Lawson: The nFluence plan has always been ambitious, and yet straightforward: to cover multiple sectors on both side of the Atlantic. We have been in the U.S. and UK from day one as we combine the innovation in technology of the Northwest U.S. with the marketing industry in London—which we see as leading the world. Raising capital in the U.S. is also considerably easier. We are now a really eclectic mix with Brits in the U.S., Americans here in the UK, and French and Spanish people all over. We all have different perspectives that are all dedicated to making marketing better for consumers. But it does take a big team—16 people and growing—and we have to get to scale quickly. Having supportive, enthusiastic investors is brilliant because they bring a valuable perspective of their own.

SUB: How much outside funding did you raise previous to this new round?

Lawson: We raised $3 million in the previous round to build the technology and launch our showcase application.

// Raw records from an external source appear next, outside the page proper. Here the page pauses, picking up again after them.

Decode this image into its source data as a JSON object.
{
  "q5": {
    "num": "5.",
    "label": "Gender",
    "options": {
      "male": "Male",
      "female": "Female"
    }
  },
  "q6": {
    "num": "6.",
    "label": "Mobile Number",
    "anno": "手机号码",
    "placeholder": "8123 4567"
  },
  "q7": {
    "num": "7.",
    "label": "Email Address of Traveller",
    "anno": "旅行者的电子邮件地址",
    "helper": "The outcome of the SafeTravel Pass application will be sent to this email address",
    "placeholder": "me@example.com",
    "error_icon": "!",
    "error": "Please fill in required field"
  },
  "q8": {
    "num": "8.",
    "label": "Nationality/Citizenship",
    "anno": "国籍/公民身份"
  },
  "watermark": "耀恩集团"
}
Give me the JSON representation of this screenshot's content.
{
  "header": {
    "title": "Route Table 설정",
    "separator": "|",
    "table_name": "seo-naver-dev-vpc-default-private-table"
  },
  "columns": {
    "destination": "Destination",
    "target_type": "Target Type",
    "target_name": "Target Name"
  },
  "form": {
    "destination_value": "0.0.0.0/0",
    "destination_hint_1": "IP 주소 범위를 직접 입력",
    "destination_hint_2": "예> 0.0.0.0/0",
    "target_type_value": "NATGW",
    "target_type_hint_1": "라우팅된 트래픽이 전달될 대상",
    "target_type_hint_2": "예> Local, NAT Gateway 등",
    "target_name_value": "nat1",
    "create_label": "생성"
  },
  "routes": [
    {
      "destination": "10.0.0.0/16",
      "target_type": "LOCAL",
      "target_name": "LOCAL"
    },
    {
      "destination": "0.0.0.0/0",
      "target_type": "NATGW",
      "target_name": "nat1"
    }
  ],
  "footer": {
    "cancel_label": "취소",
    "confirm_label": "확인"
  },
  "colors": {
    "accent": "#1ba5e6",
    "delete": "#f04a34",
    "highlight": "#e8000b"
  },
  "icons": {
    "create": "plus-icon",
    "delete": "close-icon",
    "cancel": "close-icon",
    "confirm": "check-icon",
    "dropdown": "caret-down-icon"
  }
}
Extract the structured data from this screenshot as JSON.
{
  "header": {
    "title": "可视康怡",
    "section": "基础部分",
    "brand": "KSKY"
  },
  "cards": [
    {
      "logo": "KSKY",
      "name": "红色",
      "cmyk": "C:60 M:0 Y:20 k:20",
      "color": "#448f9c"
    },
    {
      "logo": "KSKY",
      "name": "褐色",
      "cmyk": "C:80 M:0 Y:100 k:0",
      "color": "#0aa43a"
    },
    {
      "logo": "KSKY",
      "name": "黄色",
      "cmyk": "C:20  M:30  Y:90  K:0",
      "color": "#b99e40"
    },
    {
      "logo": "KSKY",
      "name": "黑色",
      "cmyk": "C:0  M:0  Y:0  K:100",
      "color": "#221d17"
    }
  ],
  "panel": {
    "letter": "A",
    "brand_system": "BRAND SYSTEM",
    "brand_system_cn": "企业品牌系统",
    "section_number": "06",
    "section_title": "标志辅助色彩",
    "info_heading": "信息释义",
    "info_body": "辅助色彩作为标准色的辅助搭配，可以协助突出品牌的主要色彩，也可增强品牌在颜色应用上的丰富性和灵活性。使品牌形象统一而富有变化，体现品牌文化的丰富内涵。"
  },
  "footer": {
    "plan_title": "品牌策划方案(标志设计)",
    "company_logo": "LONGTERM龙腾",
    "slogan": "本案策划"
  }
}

SUB: Why was this a particularly good time to raise more funding?

Lawson: We simply needed more human resources to respond to the interest we were getting. I can only be in so many places at one time, and therefore we needed a CRO, which we are about to announce in the next few weeks. We have also just hired a VP Client Solutions last month to onboard clients with the technology.

SUB: How does the company generate revenue or plan to generate revenue?

Lawson: We have a simple yet scalable business model based on licensing our technology based on volume—the size of the ‘value added’ our technology brings. You only pay us if your users are interacting with the technology, and the fee is recouped many times over by the client due to the increased revenue and profit.

SUB: What are your goals for nFluence over the next year or so?

Lawson: nFluence autographs have proven capable of transforming responses from consumers. With the support of superb top-tier partners, we want to deliver autographs widely into consumers’ hands and enable them to benefit from relevant content, offers, and advertising—to take control and move away from being followed across the web by black box algorithms.